In considering the truth of this remark, first note that teleological questions are certainly far more useful than mechanistic questions as an avenue to biological knowledge, which is the aim of the zoological sciences, such as botany, ornithology, molecular biology, genetics, and so on: in short, of all the sciences of life-forms. They are also more useful in the applied or practical branches of zoological science, including all the branches of medicine. Since it seems quite possible that the cumulative expense and effort devoted to such sciences hugely outweighs that devoted to all other scientific endeavor collectively, the sentence in question, which summarizes the attitude of the Democritus article as a whole, seems manifestly and almost absurdly false.

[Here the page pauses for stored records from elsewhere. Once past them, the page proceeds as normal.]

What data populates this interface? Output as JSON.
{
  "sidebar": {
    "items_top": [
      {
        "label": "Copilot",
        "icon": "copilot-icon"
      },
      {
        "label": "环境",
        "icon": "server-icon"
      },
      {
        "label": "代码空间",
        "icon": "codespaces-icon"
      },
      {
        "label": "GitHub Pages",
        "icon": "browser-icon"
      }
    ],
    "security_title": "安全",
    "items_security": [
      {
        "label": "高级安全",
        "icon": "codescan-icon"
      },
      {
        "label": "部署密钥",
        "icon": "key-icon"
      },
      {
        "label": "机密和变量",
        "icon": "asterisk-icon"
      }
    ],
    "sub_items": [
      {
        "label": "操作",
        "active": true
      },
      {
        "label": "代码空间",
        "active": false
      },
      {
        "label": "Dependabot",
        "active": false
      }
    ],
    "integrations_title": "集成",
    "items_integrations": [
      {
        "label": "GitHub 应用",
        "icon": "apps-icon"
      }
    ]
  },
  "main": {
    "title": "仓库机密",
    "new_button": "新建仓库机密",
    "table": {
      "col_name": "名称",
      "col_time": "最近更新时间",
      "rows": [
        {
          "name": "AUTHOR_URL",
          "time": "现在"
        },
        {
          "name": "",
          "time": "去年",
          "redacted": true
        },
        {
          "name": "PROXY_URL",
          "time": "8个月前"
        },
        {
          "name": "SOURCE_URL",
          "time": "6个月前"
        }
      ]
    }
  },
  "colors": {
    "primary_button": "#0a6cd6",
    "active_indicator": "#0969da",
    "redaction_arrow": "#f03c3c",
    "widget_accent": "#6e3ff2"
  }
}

Moreover, it is not clear that "mechanistic" questions are a superior avenue to truth even in the sciences of non-living substances, such as physics or astronomy. Is it not correct to explain the flow of electrons in an electric current toward the positive pole as a "tendency" or "drive," a "seeking," in other words, of that pole? Each and every natural substance, in fact, is inhabited by a "force," or by more than one force, that constitutes its "nature," which in Aristotelian terminology is also its "form." It is in accordance with its nature or form that an electron seeks the positive pole, and this seeking is teleological.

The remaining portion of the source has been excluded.